One look inside and it’s clear that Dilley and his team have set a new standard. It starts at the Carrara marble bar, where shiny copper tanks and numbered draft taps are situated beneath suspended spotlight fixtures—a radical departure from the kitsch typical of traditional brewpubs. The main space, with canteen-style timber tables and Ambience Design stools made of steel and distressed wood, sets the scene for saisons, German-inspired lagers, and artisanal pies made by an Italian pizzaiolo using yeast from Shilling’s beer.

Understated nods to the brewing process are sprinkled throughout the design: The oversized dripping of blue paint behind the bar nods to the water used to make the beer, while the the plum purple banquettes are lined with hops-patterned fabric. The large star inlay in the floor near the entrance “emphasizes that beer is the star of the space,” Dilley says. Though there’s more to the ale house than Scottish suds. In one of the alcoves, Jestico + Whiles commissioned local artist Gaz Mackay to paint a mural of a unicorn, an official symbol of Scotland. The artwork will change every six months or so, turning the brewery into a temporary exhibition space. “We may even have the next artist do it while the bar is open so people can watch,” Dilley says.

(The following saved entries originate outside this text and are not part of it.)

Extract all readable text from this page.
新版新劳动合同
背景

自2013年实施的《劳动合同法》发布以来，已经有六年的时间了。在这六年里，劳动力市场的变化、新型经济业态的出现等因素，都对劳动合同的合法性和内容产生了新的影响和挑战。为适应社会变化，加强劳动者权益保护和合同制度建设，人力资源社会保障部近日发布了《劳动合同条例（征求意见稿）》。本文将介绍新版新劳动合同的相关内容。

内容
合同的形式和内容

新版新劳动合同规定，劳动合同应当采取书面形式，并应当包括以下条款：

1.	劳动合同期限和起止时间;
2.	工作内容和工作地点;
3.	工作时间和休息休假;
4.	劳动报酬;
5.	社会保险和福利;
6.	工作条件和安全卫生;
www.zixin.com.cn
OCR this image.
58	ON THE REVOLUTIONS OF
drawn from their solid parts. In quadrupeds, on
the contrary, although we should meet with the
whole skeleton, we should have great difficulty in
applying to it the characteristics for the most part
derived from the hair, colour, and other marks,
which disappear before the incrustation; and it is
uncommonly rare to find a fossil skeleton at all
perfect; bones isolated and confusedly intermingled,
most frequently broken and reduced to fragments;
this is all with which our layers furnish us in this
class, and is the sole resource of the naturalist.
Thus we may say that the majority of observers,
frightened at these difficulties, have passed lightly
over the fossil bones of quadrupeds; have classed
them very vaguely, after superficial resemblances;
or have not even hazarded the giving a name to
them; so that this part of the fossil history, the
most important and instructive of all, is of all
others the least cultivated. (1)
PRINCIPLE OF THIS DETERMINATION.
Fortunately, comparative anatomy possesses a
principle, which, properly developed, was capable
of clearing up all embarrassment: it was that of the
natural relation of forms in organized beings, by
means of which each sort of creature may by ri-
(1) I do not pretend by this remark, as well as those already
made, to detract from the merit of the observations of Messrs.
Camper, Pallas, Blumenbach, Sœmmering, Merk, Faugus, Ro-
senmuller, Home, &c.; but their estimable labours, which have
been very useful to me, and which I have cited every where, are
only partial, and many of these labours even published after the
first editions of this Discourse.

The chance to take a centuries-old practice and reinterpret it in a modern way was appealing enough for Jestico + Whiles, but one less obvious aspect of the commission is sustainable design. “It’s recycling in the most basic sense,” Dilley says. “You’re reusing a building and stripping it back.” In addition to the windows, ceiling, and columns, the Commercial Bank of Scotland’s original foot-thick vault doors were retained, now acting as entryways to ceramic-tiled restrooms.

Shilling stands out because it challenges the idea of what a brewpub in Scotland should be, while still reflecting its context and location—albeit in subtle ways. Or as Dilley puts it, “You don’t want to end up with a theme park.”